While the code was heavily obfuscated, Cashdollar said the malware’s primary role was to act as a proxy and redirect all incoming traffic to a remote command-and-control (C&C) server managed by the hackers.
It was on this server where the entire “business logic” of the attacks took place. According to Cashdollar, a typical attack would go as follows:
- User visits hacked WordPress site.
- The hacked WordPress site redirects the user’s request to view the site to the malware’s C&C server.
- If a user meets certain criteria, the C&C server tells the site to reply with an HTML file containing an online store peddling a wide variety of mundane objects.
- The hacked site responds to the user’s request with a scammy online store instead of the original site the user wanted to view.
Cashdollar said that during the time the hackers had access to his honeypot, the attackers hosted more than 7,000 e-commerce stores that they intended to serve to incoming visitors.
Intruders poisoned the site’s XML sitemap
In addition, the Akamai researchers said the hackers also generated XML sitemaps for the hacked WordPress sites that contained entries for the fake online stores together with the site’s authentic pages.
The attackers generated the sitemaps, submitted them to Google’s search engine, and then deleted the sitemap to avoid detection.

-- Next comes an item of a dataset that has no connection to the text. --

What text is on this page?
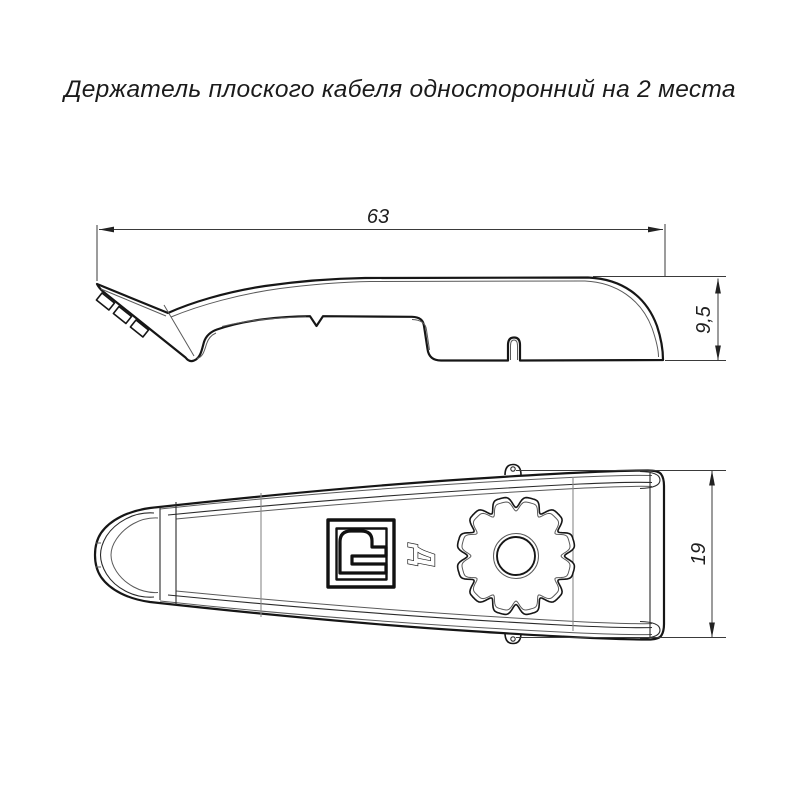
Держатель плоского кабеля односторонний на 2 места
63
9,5
Д	19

While this procedure looked pretty harmless, it actually had a pretty big impact on the WordPress site because it ended up poisoning its keywords with unrelated and scammy entries that lowered the website’s search engine results page (SERP) ranking.

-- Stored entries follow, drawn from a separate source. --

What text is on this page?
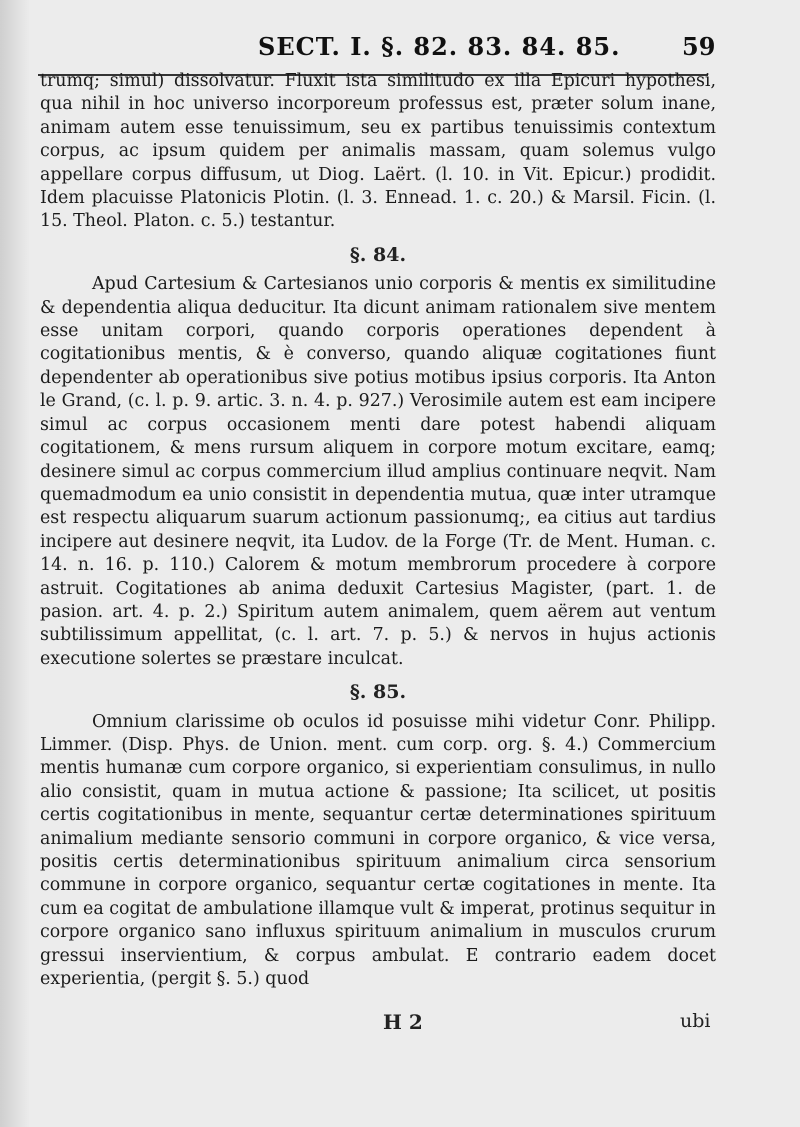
SECT. I. §. 82. 83. 84. 85.	59

trumq; simul) dissolvatur. Fluxit ista similitudo ex illa Epicuri hypothesi, qua nihil in hoc universo incorporeum professus est, præter solum inane, animam autem esse tenuissimum, seu ex partibus tenuissimis contextum corpus, ac ipsum quidem per animalis massam, quam solemus vulgo appellare corpus diffusum, ut Diog. Laërt. (l. 10. in Vit. Epicur.) prodidit. Idem placuisse Platonicis Plotin. (l. 3. Ennead. 1. c. 20.) & Marsil. Ficin. (l. 15. Theol. Platon. c. 5.) testantur.

§. 84.

Apud Cartesium & Cartesianos unio corporis & mentis ex similitudine & dependentia aliqua deducitur. Ita dicunt animam rationalem sive mentem esse unitam corpori, quando corporis operationes dependent à cogitationibus mentis, & è converso, quando aliquæ cogitationes fiunt dependenter ab operationibus sive potius motibus ipsius corporis. Ita Anton le Grand, (c. l. p. 9. artic. 3. n. 4. p. 927.) Verosimile autem est eam incipere simul ac corpus occasionem menti dare potest habendi aliquam cogitationem, & mens rursum aliquem in corpore motum excitare, eamq; desinere simul ac corpus commercium illud amplius continuare neqvit. Nam quemadmodum ea unio consistit in dependentia mutua, quæ inter utramque est respectu aliquarum suarum actionum passionumq;, ea citius aut tardius incipere aut desinere neqvit, ita Ludov. de la Forge (Tr. de Ment. Human. c. 14. n. 16. p. 110.) Calorem & motum membrorum procedere à corpore astruit. Cogitationes ab anima deduxit Cartesius Magister, (part. 1. de pasion. art. 4. p. 2.) Spiritum autem animalem, quem aërem aut ventum subtilissimum appellitat, (c. l. art. 7. p. 5.) & nervos in hujus actionis executione solertes se præstare inculcat.

§. 85.

Omnium clarissime ob oculos id posuisse mihi videtur Conr. Philipp. Limmer. (Disp. Phys. de Union. ment. cum corp. org. §. 4.) Commercium mentis humanæ cum corpore organico, si experientiam consulimus, in nullo alio consistit, quam in mutua actione & passione; Ita scilicet, ut positis certis cogitationibus in mente, sequantur certæ determinationes spirituum animalium mediante sensorio communi in corpore organico, & vice versa, positis certis determinationibus spirituum animalium circa sensorium commune in corpore organico, sequantur certæ cogitationes in mente. Ita cum ea cogitat de ambulatione illamque vult & imperat, protinus sequitur in corpore organico sano influxus spirituum animalium in musculos crurum gressui inservientium, & corpus ambulat. E contrario eadem docet experientia, (pergit §. 5.) quod

H 2	ubi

Cashdollar now believes that this kind of malware could be used for SEO extortion schemes — where criminal groups intentionally poison a site’s SERP ranking and then ask for a ransom to revert the effects.
“This makes them a low-barrier attack for criminals to pull off, as they only need a few compromised hosts to get started,” Cashdollar said. “Given that there are hundreds of thousands of abandoned WordPress installations online, and millions more with outdated plug-ins or weak credentials, the potential victim pool is massive.”